Monsignor Mark Deering became a fixture at St. Louis Catholic Church after arriving in Central Texas in 1953. Waco proved to be his first, and only assignment, where he led efforts to break down religious and racial barriers. He was a founding member of the Waco Conference of Christians and Jews, became an honorary alumnus of Baylor University and attended meetings of the Waco Rotary Club more than 50 years. He embraced the community until his death in 2016, though he once told the Tribune-Herald he “thought he was in hell” when he felt the Waco heat.
“I’ve been made aware of the history of the parish,” Higdon said, indicating he realizes he has sizable shoes to fill at St. Louis Catholic Church.
Deering loved to tell the story about the time he was stopped by a highway patrolman as he raced for Dallas one Sunday to attend a Dallas Cowboys football game. He was a huge fan and attended several Super Bowls.
The officer peered into the back seat, noticed a hefty supply of liquor, and asked Deering to explain. Deering said he looked behind him and exclaimed, “Oh, Lord. It’s another miracle. When I left Waco, it was holy water.”
As for Higdon, he took part in a promotion involving Bryan-based New Republic Brewing in 2016. The brewhouse concocted a large batch of “Ale Mary” beer, and donated half the proceeds to the St. Mary’s Catholic Center in College Station, where Higdon was serving as associate pastor.
Higdon referred comment to the Austin Diocese when asked about sexual abuse revelations that have rocked the Catholic church in recent years, including a recent Pennsylvania grand jury report that detailed claims of sexual abuse of more than 1,000 children over 70 years in six dioceses.

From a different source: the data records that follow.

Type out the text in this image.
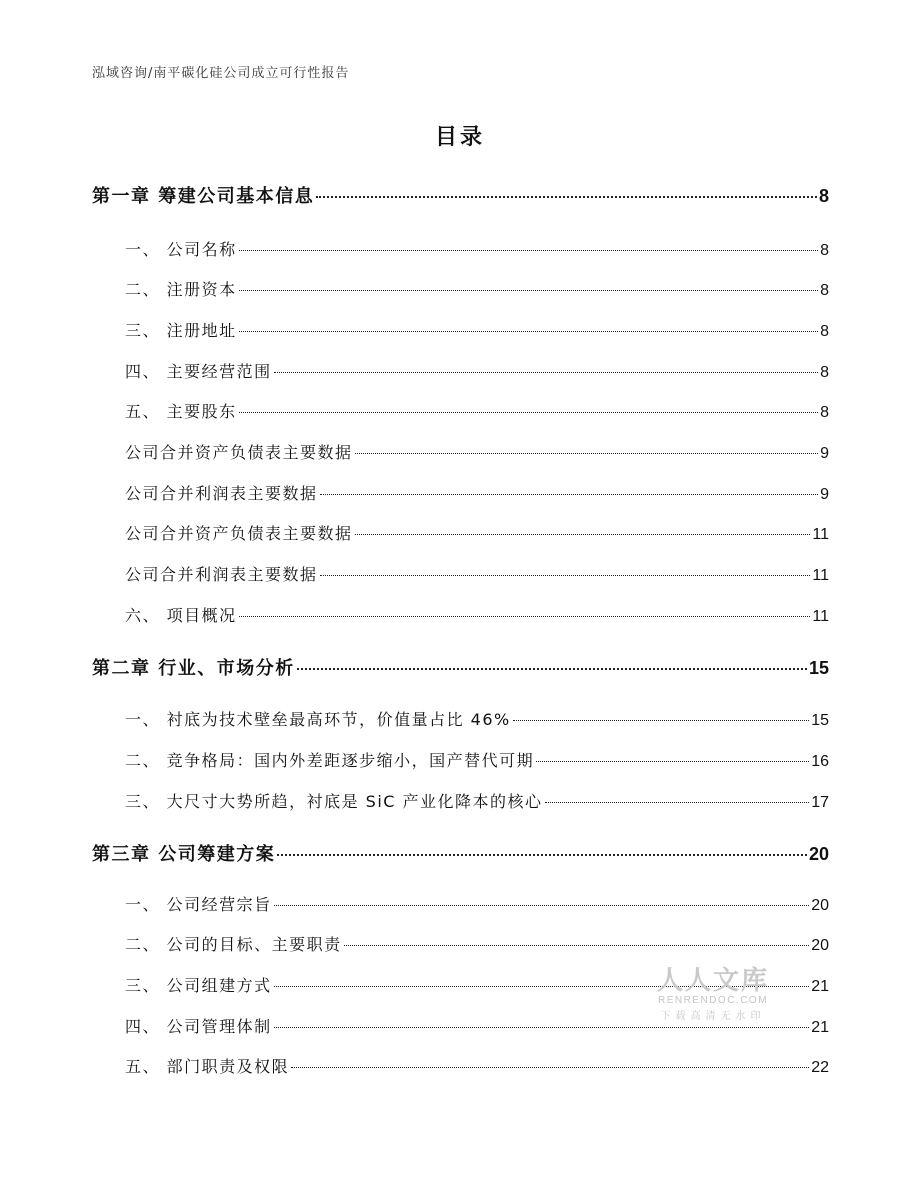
泓域咨询/南平碳化硅公司成立可行性报告
目录
第一章 筹建公司基本信息	8
一、 公司名称	8
二、 注册资本	8
三、 注册地址	8
四、 主要经营范围	8
五、 主要股东	8
公司合并资产负债表主要数据	9
公司合并利润表主要数据	9
公司合并资产负债表主要数据	11
公司合并利润表主要数据	11
六、 项目概况	11
第二章 行业、市场分析	15
一、 衬底为技术壁垒最高环节，价值量占比 46%	15
二、 竞争格局：国内外差距逐步缩小，国产替代可期	16
三、 大尺寸大势所趋，衬底是 SiC 产业化降本的核心	17
第三章 公司筹建方案	20
一、 公司经营宗旨	20
二、 公司的目标、主要职责	20
三、 公司组建方式	21
四、 公司管理体制	21
五、 部门职责及权限	22
人人文库
RENRENDOC.COM
下载高清无水印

“As I read the report, I felt as if someone had punched me in the stomach,” Austin Diocese Bishop Joe Vasquez said in an interview published by the diocese. “I was sickened and outraged by the findings. The crimes attributed to former Cardinal Theodore E. McCarrick and to the priests of those dioceses are unspeakable. Rightly so, many of our faithful are outraged by the findings.
“Sexual abuse goes contrary to the vocation of the priesthood. As priests, we make promises before God and his church to live a celibate life and to protect the weakest and most vulnerable members of our society. As clergy, we know that we are blessed with the gift to serve the people of God, just as Christ did. … There is no doubt that the Pennsylvania report has undermined the credibility and confidence in us as bishops and the hierarchy of the church. People are wondering, for good reason, how they can trust church leaders when such horrific acts were allowed to take place in our church.”
According to the church’s report, Vasquez said he is aware of three cases involving sexual abuse of a child in the Austin Diocese since 2002. A “few” reports of inappropriate conversations or use of questionable language have been reported and acted on by the diocese, according to the report.
The Catholic Church established the Charter for the Protection of Children and Young People in 2002, and church officials have used psychological and psychiatric testing to assess seminarians and determine if they are “holy men of God who will fulfill their sacred vows of celibacy” and protect society’s weakest, Vasquez said, acknowledging the tests are not perfect.